The principle of a National Disability Insurance Scheme addresses the idea of a lack of resources. I do not look at a person in a wheelchair or a person with an intellectual disability, or an ageing parent or grandparent and think ‘you are charity’. You are a consumer – you are a voter. But there is a second layer that Labor people understand – that is that it is not enough just to have money – you also need to have power. There is a challenge here for the Labor Party – are we the people who will empower people with disability? Are we the people who will enrich the lives of people with disability? Some people say that disability is not a sexy topic – some people say that it’s too hard. Some people say that you can’t fund disability. They paint the picture of the well – and you lean over and you drop the coin in the well. And as you listen you never hear it hit the bottom. As if disability is an unfundable problem.

What this Government has done, and this Prime Minister has done, and this Ministry has done, is we have now said, that when you drop that coin in the well, you can hear it hit the bottom. It is not a cheap solution – but it is a possible solution.

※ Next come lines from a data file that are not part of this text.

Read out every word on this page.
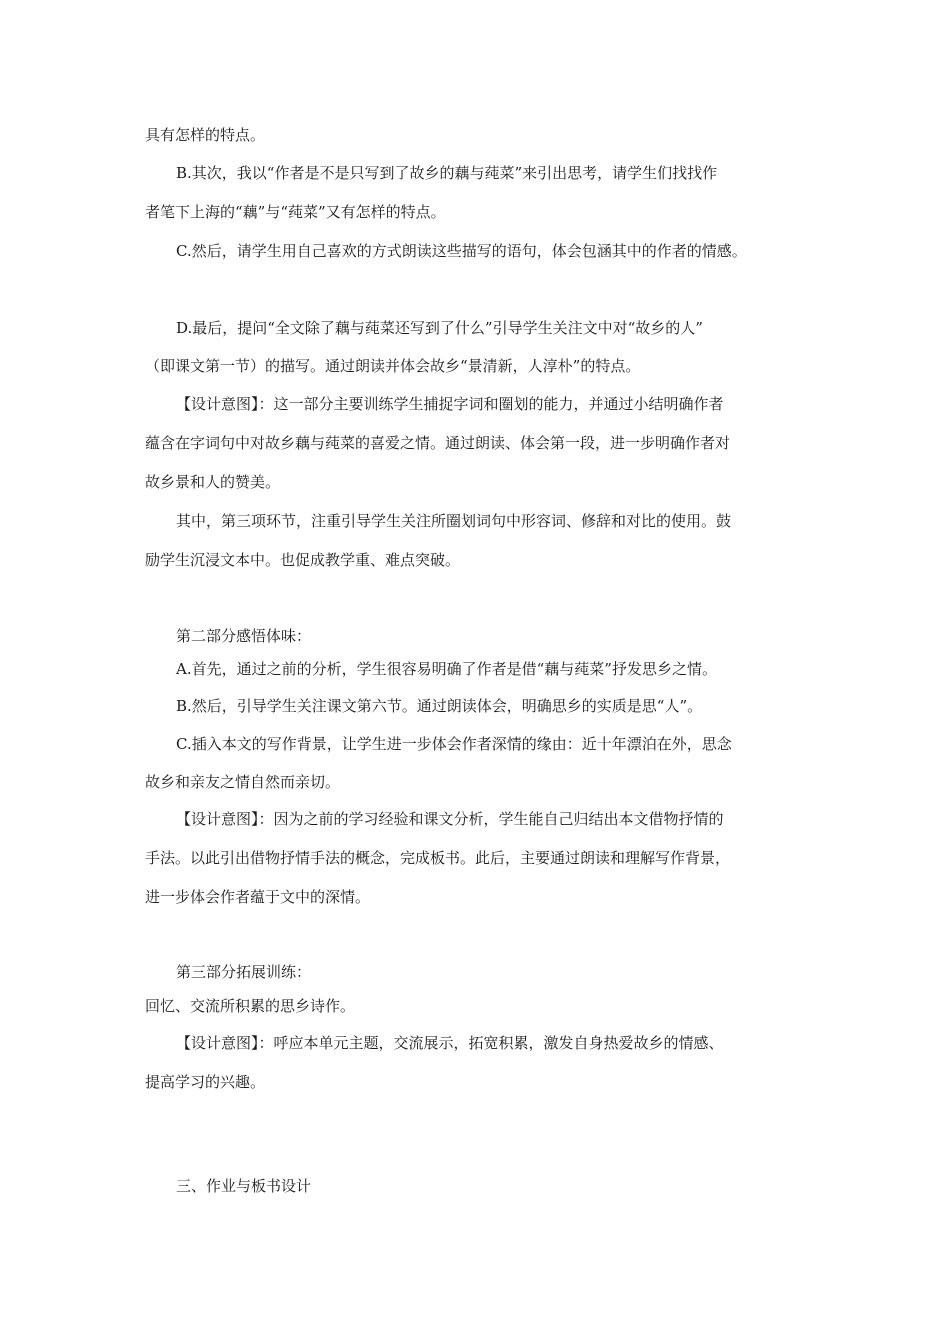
具有怎样的特点。
B.其次，我以“作者是不是只写到了故乡的藕与莼菜”来引出思考，请学生们找找作
者笔下上海的“藕”与“莼菜”又有怎样的特点。
C.然后，请学生用自己喜欢的方式朗读这些描写的语句，体会包涵其中的作者的情感。
D.最后，提问“全文除了藕与莼菜还写到了什么”引导学生关注文中对“故乡的人”
（即课文第一节）的描写。通过朗读并体会故乡“景清新，人淳朴”的特点。
【设计意图】：这一部分主要训练学生捕捉字词和圈划的能力，并通过小结明确作者
蕴含在字词句中对故乡藕与莼菜的喜爱之情。通过朗读、体会第一段，进一步明确作者对
故乡景和人的赞美。
其中，第三项环节，注重引导学生关注所圈划词句中形容词、修辞和对比的使用。鼓
励学生沉浸文本中。也促成教学重、难点突破。
第二部分感悟体味：
A.首先，通过之前的分析，学生很容易明确了作者是借“藕与莼菜”抒发思乡之情。
B.然后，引导学生关注课文第六节。通过朗读体会，明确思乡的实质是思“人”。
C.插入本文的写作背景，让学生进一步体会作者深情的缘由：近十年漂泊在外，思念
故乡和亲友之情自然而亲切。
【设计意图】：因为之前的学习经验和课文分析，学生能自己归结出本文借物抒情的
手法。以此引出借物抒情手法的概念，完成板书。此后，主要通过朗读和理解写作背景，
进一步体会作者蕴于文中的深情。
第三部分拓展训练：
回忆、交流所积累的思乡诗作。
【设计意图】：呼应本单元主题，交流展示，拓宽积累，激发自身热爱故乡的情感、
提高学习的兴趣。
三、作业与板书设计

This Government and this movement at this time, has said we can do something about disability, fundamentally, which will leave the place better than we found it. This is the generation of Labor to whom the responsibility falls, to be able to answer a promise to aged parents of beautiful adult children with disabilities. At the moment, when we talk to these people and some of them are here, I cannot guarantee that if they are no longer able to look after their child – that their child will be alright.

I believe that we are capable of the work being done, that we are able to look at the ageing parents in their 80s and their 90s, who are hanging on for one reason – to make sure that their adult child is OK.

I believe that we should one day be able to make the promise to those parents , it’s OK, your kids are going to be alright.